Date Published: 2007
ISBN-13:9781400040810ISBN:1400040817
Description: Very Good Plus in Very Good Plus jacket. 8vo-over 7¾"-9¾" Like new-crisp, tight, and unmarked. Excellent dust jacket in a new Mylar protective cover. read more
"Oliver Sachs is a musician as well as a neurologist, and both his careers inform this book. I've always suspected that musicians hear more than I do when they listen to music and this book confirms the fact. It is extremely interesting. Sachs is interested in how the brain works, how it processes and how it is changed by music. It gets a little technical for those people who have forgotten biology."
"It's interesting to read through the reviews from other readers on these pages: such a wide range of responses to this book. Some felt it was too technical, others not technical enough; some see the author as a scientist, others as a popular writer pandering to the audience. Many had an expectation that there should have been more substantive analyses of the issues raised, while a few felt it was too analytical. Having read "The Man Who Mistook His Wife for a Hat" many years ago, Musicophilia struck me as being very much in the same vein.

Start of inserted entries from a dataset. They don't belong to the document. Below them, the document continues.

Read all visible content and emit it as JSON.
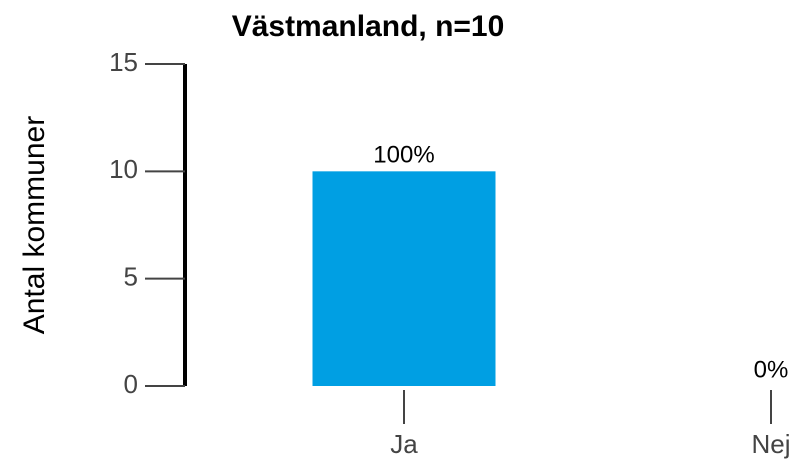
{
  "chart_data": {
    "type": "bar",
    "title": "Västmanland, n=10",
    "ylabel": "Antal kommuner",
    "categories": [
      "Ja",
      "Nej"
    ],
    "values": [
      10,
      0
    ],
    "value_labels": [
      "100%",
      "0%"
    ],
    "color": "#009fe3",
    "ylim": [
      0,
      15
    ],
    "yticks": [
      0,
      5,
      10,
      15
    ],
    "grid": false
  }
}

I think this book is what it is and should be accepted as such: TALES of Music and the Brain. It reads like a novel and offers some fascinating stories about the power of music to affect the human brain, in particular the compromised brain. Musicophilia is aimed at a general audience and meant to enlighten and entertain. It offers glimpses of some of the ways in which people process musical information including a bit of the past and current thinking about brain function, by means of stories gleaned from the author's own practice and experiences."
"I don't know why I keep trying to read books about music. I've finally come to the conclusion that music is never going to be important to me and that I shouldn't bother trying. Which, ironically, is why I picked up this book.
"Musicophilia" is a bunch of case studies about how the brain functions in relation to music. And when I say case studies, it really is a series of case studies. The author, who's written several books in a similar vein, often says "A patient I once had..." or "M.S. came to me with a peculiar condition..." He's even got the gall to reference the same patients that he's written about in his other books in the footnotes. Personally, I found this really smarmy.
But I digress. I really read this book to find out if there's a medical reason for why I just don't care about music. And the short answer is, yes. I'm probably slightly amusical, which means that music doesn't do much for me. But there's no explanation for it. In fact, Sacks doesn't do a whole lot of explaining at all. Most of his entries go something like, "So-and-so came to me with a problem. We tried a bunch of treatments but nothing seemed to work. So they learned to live with it. Until they died." If that's your kinda thing, then go for it. Otherwise, look elsewhere."
"Oliver Sacks' musicophilia opens a new window into our misterious brains. Even a nonmusical person like me has music inside, perhaps in a inhibited fashion. Inhibitions set by other brain structures oppressing my musical side. Amazingly, nonmusical people may discover a dormant musicality when accident or disease take off the oppression exerted and music surfaces. In some cases this is the only hope left to reach a damaged mind and patients unresponsive to other treatments may improve their condition by awakening music from their neurones. Even patients recovering from orthopedic injuries are able to respond to music stimuli,as Doctor Sacks himself experienced after a fall when climbing a mountain broke his femur. Music have taught him how to walk again."